Fetching ML models under Bazel

This is a repeat of my earlier article https://blog.aspect.dev/lazy-tool-fetching-under-bazel - this time instead of lazy-fetching a NodeJS tool used by vercel/pkg, we're going to fetch a Python package used for Machine Learning tasks, NLTK Data https://www.nltk.org/data.html

Like the previous article, we can read the install documentation provided by the tool we want to run as a Bazel action. When we do, we find they suggest a non-hermetic "installation" path that creates a /usr/local/share/nltk_data folder on your machine. Here's the error printed when the data isn't found:

Resource punkt not found.
Please use the NLTK Downloader to obtain the resource:
>>> import nltk
>>> nltk.download('punkt')
For more information see: https://www.nltk.org/data.html

We don't want to follow this guidance. It also forces us to add tags = ["requires-network"] on a target, which is a smell of something wrong. The installed state is unmanaged by the build system, and won't exist on the CI machine where your tests run. You could prepare the CI machines in the same way of course, but this isn't what we want under Bazel. It makes the build non-reproducible since it depends on machine state, and not portable to other executors.

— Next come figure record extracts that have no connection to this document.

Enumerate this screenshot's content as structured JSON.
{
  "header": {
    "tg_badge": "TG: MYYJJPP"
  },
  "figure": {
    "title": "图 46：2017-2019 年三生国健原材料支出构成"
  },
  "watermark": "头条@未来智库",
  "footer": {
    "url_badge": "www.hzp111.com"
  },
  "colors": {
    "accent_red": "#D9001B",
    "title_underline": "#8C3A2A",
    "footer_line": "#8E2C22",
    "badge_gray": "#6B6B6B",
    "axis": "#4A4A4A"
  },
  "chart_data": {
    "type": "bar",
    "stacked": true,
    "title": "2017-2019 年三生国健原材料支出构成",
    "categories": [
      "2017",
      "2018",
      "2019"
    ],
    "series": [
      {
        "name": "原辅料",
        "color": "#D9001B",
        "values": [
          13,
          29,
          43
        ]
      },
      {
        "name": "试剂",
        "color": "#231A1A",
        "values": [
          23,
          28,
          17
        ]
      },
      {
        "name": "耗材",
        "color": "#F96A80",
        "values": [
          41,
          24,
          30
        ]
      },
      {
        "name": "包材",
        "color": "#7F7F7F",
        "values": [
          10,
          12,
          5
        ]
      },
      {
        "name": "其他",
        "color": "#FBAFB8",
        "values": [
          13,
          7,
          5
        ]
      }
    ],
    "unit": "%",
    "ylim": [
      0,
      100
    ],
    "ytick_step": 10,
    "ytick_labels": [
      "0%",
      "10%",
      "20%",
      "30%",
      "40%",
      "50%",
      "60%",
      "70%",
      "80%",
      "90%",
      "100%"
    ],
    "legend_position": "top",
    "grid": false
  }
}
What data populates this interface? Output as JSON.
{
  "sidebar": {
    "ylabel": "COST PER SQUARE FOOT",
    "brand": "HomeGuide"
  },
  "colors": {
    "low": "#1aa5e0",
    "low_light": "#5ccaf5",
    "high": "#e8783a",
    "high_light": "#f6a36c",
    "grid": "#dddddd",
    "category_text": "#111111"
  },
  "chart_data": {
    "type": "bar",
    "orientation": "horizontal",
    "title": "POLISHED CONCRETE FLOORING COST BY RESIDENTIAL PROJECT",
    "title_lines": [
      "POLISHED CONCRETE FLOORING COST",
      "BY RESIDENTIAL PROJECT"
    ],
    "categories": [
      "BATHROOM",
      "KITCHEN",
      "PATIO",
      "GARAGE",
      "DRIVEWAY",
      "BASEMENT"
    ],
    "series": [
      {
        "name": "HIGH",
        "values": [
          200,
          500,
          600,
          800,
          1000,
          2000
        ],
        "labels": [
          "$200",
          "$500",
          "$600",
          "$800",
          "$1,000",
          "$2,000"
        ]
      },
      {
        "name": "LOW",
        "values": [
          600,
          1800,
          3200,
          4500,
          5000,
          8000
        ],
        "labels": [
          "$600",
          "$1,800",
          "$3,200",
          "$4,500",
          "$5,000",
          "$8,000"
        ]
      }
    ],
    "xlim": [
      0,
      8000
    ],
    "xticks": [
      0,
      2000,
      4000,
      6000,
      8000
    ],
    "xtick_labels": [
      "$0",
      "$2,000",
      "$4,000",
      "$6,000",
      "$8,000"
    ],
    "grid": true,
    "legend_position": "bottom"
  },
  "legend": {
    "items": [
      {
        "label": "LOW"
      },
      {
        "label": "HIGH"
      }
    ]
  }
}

Instead, we'll use the Bazel Downloader to prepare the package. Like before, the key observation is that these "lazy fetching" patterns always have a cache or install folder layout the tool expects to read. So long as we can construct a cache folder that meets all the assumptions of the tool, we can just stitch our result folder into the tool's runtime using the affordance provided, in this case the NLTK_DATA environment variable.

Fetching NLTK data

For the sake of example, let's say our NLTK usage assumes that the Punkt tokenizer is "installed". We can see that it's distributed in their GitHub repo: https://github.com/nltk/nltk_data/tree/gh-pages/packages/tokenizers

Our first step is to fetch the data. We want to use the Bazel Downloader, for reasons described in my earlier post: https://blog.aspect.dev/configuring-bazels-downloader. That can use the repository_ctx.download* functions, but this case is simple, so we can just use the http_archive helper from our WORKSPACE or MODULE.bazel file:

    # Bazel download from https://www.nltk.org/nltk_data/ rather than follow their lame instructions
    http_archive(
        name = "nltk_data_punkt",
        build_file_content = """exports_files(["punkt"], visibility = ["//visibility:public"])""",
        sha256 = "51c3078994aeaf650bfc8e028be4fb42b4a0d177d41c012b6a983979653660ec",
        # note: 'gh-pages' branch replaced by a commit hash for determinism
        urls = ["https://raw.githubusercontent.com/nltk/nltk_data/1d3c34b4cfd6059986bf4bc604e5929335ab92ff/packages/tokenizers/punkt.zip"],
    )

Now, we need to prepare a folder that mimics the cache folder structure nltk's downloader creates. It's sufficient to do a single copy_to_directory action. To make it look pretty in a Bazel context, we'll wrap it with a trivial Macro that adds some documentation. Let's put this content in nltk.bzl:

"Helpers for https://www.nltk.org/"

load("@aspect_bazel_lib//lib:copy_to_directory.bzl", "copy_to_directory")

def nltk_data(name, corpora):
    """Assemble a folder following instructions at https://www.nltk.org/data.html#manual-installation
    Args:
        name: name of resulting target
        corpora: list of packages from https://github.com/nltk/nltk_data/tree/gh-pages/packages
            e.g. ["tokenizers/punkt", "sentiment/vader_lexicon"]
            Note that these need to be fetched by Bazel, see /tools/bazel/fetch.bzl to add more.
    """

    copy_to_directory(
        name = name,
        # Prohibit this data being used in production,
        # which would pose a vulnerability issue and could cause outages.
        testonly = True,
        # convention for external repos is using the last segment of the name, e.g.
        # tokenizers/punkt is in @nltk_data_punkt
        srcs = ["@nltk_data_{0}//:{0}".format(each.split("/")[-1]) for each in corpora],
        include_external_repositories = ["nltk_data_*"],
        replace_prefixes = {each.split("/")[-1]: each for each in corpora},
    )

Using in a BUILD target

Now we'll edit our Python target to be able to resolve the data. This is likely a py_binary or py_test target. First, load the nltk.bzl file and call the macro, for example:

nltk_data(
    name = "nltk_data",
    corpora = ["tokenizers/punkt"],
)

This :nltk_data target looks like an nltk-installed data folder.

So in our Python target, we just need to set an environment variable pointing to it:

py_test(
    ...
    data = [
        ":nltk_data",
        "//path/to/tests/words",
    ],
    env = {"NLTK_DATA": "$(rootpath :nltk_data)"},
)

Now the data is downloaded by Bazel and then hermetically provided to the test action at runtime with no network access.